Il ricordo del condirettore Alberto Brandi a dieci anni dalla scomparsa di Maurizio Mosca
di Alberto BrandiCaro Maurizio, avrei voglia di dirti tante cose. Conservo con cura una tua lettera di una dozzina di anni fa, la rileggo spesso per evitare che il passare degli anni intacchi minimamente il tuo ricordo. Risento la tua voce e ti immagino chino mentre mi scrivevi quelle righe (rigorosamente col pennarello nero) che ricontrollerai con l’immancabile lente di ingrandimento. Con quella lettera mi stringevi virtualmente la mano dopo un litigio. Senza mezze misure. Come tutto ciò che facevi. La chiudevi con questa frase: “Alla mia età posso dire a un giovane come te di restare sempre così, di non perdere la sensibilità, la generosità e la voglia di lavorare con entusiasmo, passione e senza sosta”.
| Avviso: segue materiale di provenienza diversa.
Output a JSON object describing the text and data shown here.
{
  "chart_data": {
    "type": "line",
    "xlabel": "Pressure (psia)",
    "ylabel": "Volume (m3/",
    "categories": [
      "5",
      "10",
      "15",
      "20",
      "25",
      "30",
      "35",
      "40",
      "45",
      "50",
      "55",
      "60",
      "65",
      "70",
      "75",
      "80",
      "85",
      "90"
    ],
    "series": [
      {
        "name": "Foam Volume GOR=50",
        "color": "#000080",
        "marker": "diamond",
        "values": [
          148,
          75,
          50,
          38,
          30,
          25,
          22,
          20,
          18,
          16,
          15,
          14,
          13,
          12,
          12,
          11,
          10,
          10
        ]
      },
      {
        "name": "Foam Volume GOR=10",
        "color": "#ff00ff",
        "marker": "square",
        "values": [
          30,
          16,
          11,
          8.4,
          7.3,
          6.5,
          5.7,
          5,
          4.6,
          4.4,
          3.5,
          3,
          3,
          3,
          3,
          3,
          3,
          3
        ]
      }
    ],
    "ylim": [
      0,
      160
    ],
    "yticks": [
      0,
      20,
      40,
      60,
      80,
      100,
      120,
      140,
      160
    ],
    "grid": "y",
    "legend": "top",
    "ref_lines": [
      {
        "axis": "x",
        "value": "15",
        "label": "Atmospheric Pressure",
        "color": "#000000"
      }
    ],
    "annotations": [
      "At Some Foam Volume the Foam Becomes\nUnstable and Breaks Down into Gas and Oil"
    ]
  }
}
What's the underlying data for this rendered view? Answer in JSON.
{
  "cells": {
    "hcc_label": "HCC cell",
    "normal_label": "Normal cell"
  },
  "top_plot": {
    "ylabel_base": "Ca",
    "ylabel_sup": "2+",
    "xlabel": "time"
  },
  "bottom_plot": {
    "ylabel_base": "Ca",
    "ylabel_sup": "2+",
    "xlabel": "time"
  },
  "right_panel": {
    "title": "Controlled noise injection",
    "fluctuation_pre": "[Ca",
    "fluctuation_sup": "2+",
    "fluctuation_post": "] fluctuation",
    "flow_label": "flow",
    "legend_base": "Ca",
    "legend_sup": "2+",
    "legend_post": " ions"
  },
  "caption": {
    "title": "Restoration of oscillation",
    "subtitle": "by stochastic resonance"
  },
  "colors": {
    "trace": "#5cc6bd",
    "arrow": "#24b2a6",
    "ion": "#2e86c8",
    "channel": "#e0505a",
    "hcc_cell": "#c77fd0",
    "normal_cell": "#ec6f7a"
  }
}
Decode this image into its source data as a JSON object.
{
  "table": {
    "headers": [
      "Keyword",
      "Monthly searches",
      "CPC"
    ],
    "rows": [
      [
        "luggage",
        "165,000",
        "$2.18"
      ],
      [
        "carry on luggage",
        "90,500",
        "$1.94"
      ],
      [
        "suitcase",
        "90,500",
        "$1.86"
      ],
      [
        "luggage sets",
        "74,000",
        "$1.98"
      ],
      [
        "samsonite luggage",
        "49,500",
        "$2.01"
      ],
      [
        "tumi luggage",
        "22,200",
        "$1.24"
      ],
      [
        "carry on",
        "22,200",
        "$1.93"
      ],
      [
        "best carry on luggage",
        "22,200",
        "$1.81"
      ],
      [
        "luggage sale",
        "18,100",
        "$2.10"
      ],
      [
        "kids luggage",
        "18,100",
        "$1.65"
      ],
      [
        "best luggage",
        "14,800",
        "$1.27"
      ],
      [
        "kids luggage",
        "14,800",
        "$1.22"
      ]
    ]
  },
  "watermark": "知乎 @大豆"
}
Oggi, 10 anni dopo quel maledetto 3 aprile, cerco sempre di non cambiare. E quando ho un attimo di cedimento ho il tuo esempio davanti. La redazione era la tua prima casa, i colleghi la tua famiglia, il lavoro un elemento vitale. Non c’erano festività che tenessero. A Natale, Capodanno, Ferragosto non mancavi mai. Se nel lavoro eri un esempio, la tua umanità non conosceva confini. Certo, ogni tanto sbottavi e non c’era verso di placarti, ma il tuo animo era gentile.
Mi piacerebbe che tu fossi qui con noi, in 10 anni sono cambiate tante cose nel calcio: una ti sorprenderebbe. Sì, alla fine si sono arresi. C’è la moviola in campo. Si chiama VAR, ma è proprio quella cosa che chiedevi a gran voce.
So come avresti vissuto questi giorni drammatici in cui stiamo lottando contro un nemico invisibile. A quasi 80 anni, saresti venuto comunque in redazione con noi. Avresti pasticciato nel metterti mascherine e guanti. Dopo aver bevuto, come sempre, il the preso alle macchinette accompagnato dai biscotti secchi.
Vedendomi, mi avresti salutato con naturalezza insieme al tuo classico “ah ciao! Novità?”. Novità? Non ce ne sono, Maurizio. Oggi, come ogni giorno da 10 anni a questa parte, ci manchi.